When I read about how Claude Code works — really works, not the marketing version — the parallel was striking enough to be slightly unsettling.

Boris Cherny’s insight was filesystem access: give the model tools to read and write files, and it can reason about codebases the way a developer does. That’s git-mcp.

The Claude Code team’s approach to iteration is to prototype fast and throw things away — five releases per engineer per day, ten prototypes per feature. The institutional memory for this is built into the product itself; Claude Code reads CLAUDE.md files for project context. That’s Mnemos, approached differently.

The architect/coder split — the human decides what to build, the AI decides how — is described explicitly in Anthropic’s writing about Claude Code. It’s also the operating principle I’d arrived at independently, documented in my own methodology notes before I’d read theirs.

Their stackMy stack
Filesystem access via built-in toolsgit-mcp — read, write, commit, push
CLAUDE.md for project contextMnemos — RAG over full history
Human supervises, AI codesArchitect/coder split
90% of Claude Code written by Claude CodeSessions build on sessions
Product-market fit via internal dogfoodingPersonal fit via daily use on real projects

The differences are real, and they matter. Claude Code is optimised for velocity — shipping fast, iterating faster, letting the model handle implementation details so the developer can focus on what to build next. My stack is optimised for continuity — a system that preserves the full context of decisions, that carries the rationale of a project forward across months, that assumes the developer cares about understanding the system and not just shipping it.
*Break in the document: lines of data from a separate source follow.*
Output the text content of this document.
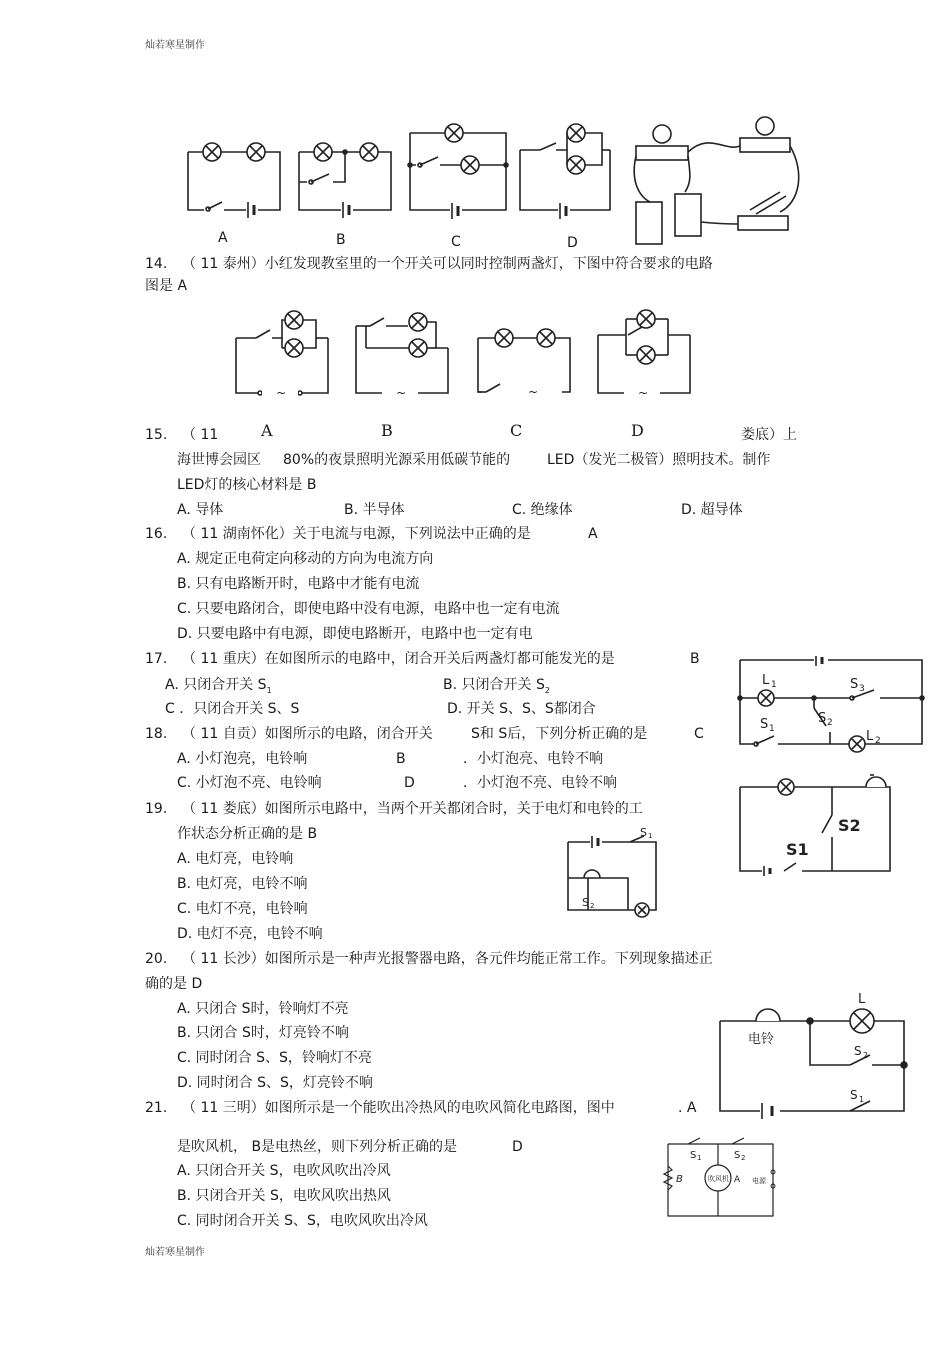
灿若寒星制作
灿若寒星制作
A	B	C	D
14. （ 11 泰州）小红发现教室里的一个开关可以同时控制两盏灯，下图中符合要求的电路
图是 A
~	~	~	~
A	B	C	D
15. （ 11	娄底）上
海世博会园区 80%的夜景照明光源采用低碳节能的	LED（发光二极管）照明技术。制作
LED灯的核心材料是 B
A. 导体	B. 半导体	C. 绝缘体	D. 超导体
16. （ 11 湖南怀化）关于电流与电源，下列说法中正确的是	A
A. 规定正电荷定向移动的方向为电流方向
B. 只有电路断开时，电路中才能有电流
C. 只要电路闭合，即使电路中没有电源，电路中也一定有电流
D. 只要电路中有电源，即使电路断开，电路中也一定有电
17. （ 11 重庆）在如图所示的电路中，闭合开关后两盏灯都可能发光的是	B
A. 只闭合开关 $S_1$	B. 只闭合开关 $S_2$
C ．只闭合开关 S、S	D. 开关 S、S、S都闭合
L 1	S 3
S 1
S 2
L 2
18. （ 11 自贡）如图所示的电路，闭合开关	S和 S后，下列分析正确的是	C
A. 小灯泡亮，电铃响	B	．小灯泡亮、电铃不响
C. 小灯泡不亮、电铃响	D	．小灯泡不亮、电铃不响
S2
S1
19. （ 11 娄底）如图所示电路中，当两个开关都闭合时，关于电灯和电铃的工
作状态分析正确的是 B
A. 电灯亮，电铃响
B. 电灯亮，电铃不响
C. 电灯不亮，电铃响
D. 电灯不亮，电铃不响
S 1
S 2
20. （ 11 长沙）如图所示是一种声光报警器电路，各元件均能正常工作。下列现象描述正
确的是 D
A. 只闭合 S时，铃响灯不亮
B. 只闭合 S时，灯亮铃不响
C. 同时闭合 S、S，铃响灯不亮
D. 同时闭合 S、S，灯亮铃不响
电铃
L
S 2
S 1
21. （ 11 三明）如图所示是一个能吹出冷热风的电吹风简化电路图，图中	. A
是吹风机， B是电热丝，则下列分析正确的是	D
A. 只闭合开关 S，电吹风吹出冷风
B. 只闭合开关 S，电吹风吹出热风
C. 同时闭合开关 S、S，电吹风吹出冷风
S 1	S 2
吹风机 A
B	电源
Cherny built for the typical developer. I built for me. Different threat model; same core insight.


The Part That Wasn’t Obvious

Here’s what I got wrong that Cherny got right, and why it matters.

Cherny immediately recognised the “product overhang” frame — the model could already do this, it just needed the container — and moved fast to release it publicly. The internal debate at Anthropic was whether to keep Claude Code as a competitive advantage. They decided to release, on the grounds that releasing teaches you more about safety and capability than hoarding does.
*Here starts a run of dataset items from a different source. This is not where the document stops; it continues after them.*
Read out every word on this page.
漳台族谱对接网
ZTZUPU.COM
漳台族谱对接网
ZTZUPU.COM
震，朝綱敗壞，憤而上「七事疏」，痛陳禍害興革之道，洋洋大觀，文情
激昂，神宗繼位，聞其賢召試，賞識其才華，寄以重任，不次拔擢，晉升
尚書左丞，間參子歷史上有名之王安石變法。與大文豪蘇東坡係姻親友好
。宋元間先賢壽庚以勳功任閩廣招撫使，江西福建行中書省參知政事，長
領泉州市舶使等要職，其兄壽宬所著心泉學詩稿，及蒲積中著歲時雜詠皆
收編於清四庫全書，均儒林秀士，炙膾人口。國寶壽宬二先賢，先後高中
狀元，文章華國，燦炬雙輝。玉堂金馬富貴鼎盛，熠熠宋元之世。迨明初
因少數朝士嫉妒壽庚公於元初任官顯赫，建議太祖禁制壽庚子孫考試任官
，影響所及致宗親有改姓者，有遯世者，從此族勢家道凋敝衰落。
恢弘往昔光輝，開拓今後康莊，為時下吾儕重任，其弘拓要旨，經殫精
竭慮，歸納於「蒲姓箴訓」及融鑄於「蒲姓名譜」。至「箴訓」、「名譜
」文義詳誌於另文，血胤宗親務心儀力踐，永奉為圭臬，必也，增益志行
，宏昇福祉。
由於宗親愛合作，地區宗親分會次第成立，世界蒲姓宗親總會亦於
I didn’t release. I built for myself, refined for myself, and never thought seriously about the general case.

That’s not a criticism — I was building a personal tool, not a product, and personal tools don’t need to generalise. But it’s the key difference between an insight that changes an industry and an insight that changes your own working life.

Cherny’s version of this insight is now generating over $500M in annual revenue and has rewritten the productivity curves for most of Anthropic’s engineering organisation. Mine has let me build Anseo, Mnemos, Sionnach, and a dozen other projects at a pace and quality I couldn’t have managed otherwise. Different scales of impact; both real.


What This Tells You

If you’re a developer who hasn’t yet structured your AI collaboration around these principles, the gap between what you’re doing and what’s possible is probably larger than you think.
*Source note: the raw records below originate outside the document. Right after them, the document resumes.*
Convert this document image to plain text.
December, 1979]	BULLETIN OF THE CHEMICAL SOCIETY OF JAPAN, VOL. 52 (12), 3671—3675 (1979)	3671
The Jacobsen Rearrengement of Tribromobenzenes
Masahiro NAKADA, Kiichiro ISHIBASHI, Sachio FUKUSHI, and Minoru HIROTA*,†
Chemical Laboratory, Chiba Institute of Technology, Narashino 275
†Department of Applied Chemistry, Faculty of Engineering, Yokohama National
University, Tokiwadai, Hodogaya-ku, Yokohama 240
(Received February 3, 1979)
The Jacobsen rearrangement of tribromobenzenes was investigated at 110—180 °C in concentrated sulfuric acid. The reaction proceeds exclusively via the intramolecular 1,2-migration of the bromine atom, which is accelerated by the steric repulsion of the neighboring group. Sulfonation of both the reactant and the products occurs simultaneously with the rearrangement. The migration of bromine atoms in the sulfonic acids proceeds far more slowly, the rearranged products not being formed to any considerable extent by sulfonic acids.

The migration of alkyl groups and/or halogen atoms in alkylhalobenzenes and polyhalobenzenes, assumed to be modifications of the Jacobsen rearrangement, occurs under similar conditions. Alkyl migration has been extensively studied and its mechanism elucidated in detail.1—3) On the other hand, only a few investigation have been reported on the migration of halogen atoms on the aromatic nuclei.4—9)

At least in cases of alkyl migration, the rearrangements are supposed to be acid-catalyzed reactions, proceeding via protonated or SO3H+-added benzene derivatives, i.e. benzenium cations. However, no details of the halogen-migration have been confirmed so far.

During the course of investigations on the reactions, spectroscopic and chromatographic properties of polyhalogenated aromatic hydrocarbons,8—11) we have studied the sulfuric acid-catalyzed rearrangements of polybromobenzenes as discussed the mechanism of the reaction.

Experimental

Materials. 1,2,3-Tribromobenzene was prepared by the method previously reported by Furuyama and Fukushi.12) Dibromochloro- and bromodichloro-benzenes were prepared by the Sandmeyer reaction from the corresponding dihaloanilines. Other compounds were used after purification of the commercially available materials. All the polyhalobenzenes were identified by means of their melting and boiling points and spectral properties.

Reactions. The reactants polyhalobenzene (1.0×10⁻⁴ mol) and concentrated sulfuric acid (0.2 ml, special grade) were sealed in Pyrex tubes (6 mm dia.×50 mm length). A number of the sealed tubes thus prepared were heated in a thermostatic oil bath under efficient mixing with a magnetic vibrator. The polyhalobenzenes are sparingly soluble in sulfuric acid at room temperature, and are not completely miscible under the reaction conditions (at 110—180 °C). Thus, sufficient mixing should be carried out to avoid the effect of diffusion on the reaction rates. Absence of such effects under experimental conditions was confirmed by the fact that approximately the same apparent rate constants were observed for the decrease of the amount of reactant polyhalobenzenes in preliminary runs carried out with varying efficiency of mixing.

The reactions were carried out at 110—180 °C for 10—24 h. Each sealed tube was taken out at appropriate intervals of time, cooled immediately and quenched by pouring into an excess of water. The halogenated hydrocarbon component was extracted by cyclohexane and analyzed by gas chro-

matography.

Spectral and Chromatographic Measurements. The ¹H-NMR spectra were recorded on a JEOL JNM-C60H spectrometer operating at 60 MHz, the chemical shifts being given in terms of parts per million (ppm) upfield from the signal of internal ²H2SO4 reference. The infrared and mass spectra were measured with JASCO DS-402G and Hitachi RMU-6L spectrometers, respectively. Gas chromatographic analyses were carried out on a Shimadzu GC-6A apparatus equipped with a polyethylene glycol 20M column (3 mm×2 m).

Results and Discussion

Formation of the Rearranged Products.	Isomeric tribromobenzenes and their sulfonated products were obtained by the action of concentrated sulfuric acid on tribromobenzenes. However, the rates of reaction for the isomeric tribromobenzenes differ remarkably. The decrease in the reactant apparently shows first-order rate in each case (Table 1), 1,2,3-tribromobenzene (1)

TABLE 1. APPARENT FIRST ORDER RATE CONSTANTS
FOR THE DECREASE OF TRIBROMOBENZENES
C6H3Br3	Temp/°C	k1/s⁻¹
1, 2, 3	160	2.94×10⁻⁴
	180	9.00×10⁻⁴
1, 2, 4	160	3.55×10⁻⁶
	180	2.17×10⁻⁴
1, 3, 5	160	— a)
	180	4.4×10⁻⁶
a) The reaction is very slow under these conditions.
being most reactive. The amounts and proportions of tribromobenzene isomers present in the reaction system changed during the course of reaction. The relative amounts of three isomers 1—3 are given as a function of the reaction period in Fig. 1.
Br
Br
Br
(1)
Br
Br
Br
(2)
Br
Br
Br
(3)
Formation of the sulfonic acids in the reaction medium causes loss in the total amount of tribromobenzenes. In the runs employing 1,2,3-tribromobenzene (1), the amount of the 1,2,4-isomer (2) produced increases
The model can read your repository. Give it the tools to do so. The model has no memory between sessions. Build the memory system. The model shouldn’t be making architectural decisions; you should. Define the split and hold to it.

None of this is magic. It’s plumbing. But the plumbing is load-bearing.

The most useful thing Boris Cherny said about Claude Code wasn’t about the product. It was the frame: product overhang. The capability is already there. The question is whether you’ve built the container to capture it.

I built mine from first principles, over months, before I knew anyone else was building something similar. The fact that a well-funded team at a frontier AI lab converged on the same architecture is, if anything, validating.

Build the container. The model is ready.


Todd McCaffrey is the founder of FoxxeLabs Limited and a doctoral candidate in Cyberpsychology at ATU Letterkenny. He has been programming for over fifty years and writing novels for thirty. He built git-mcp and Mnemos before Claude Code was publicly released, which he considers either prescient or embarrassing depending on the day.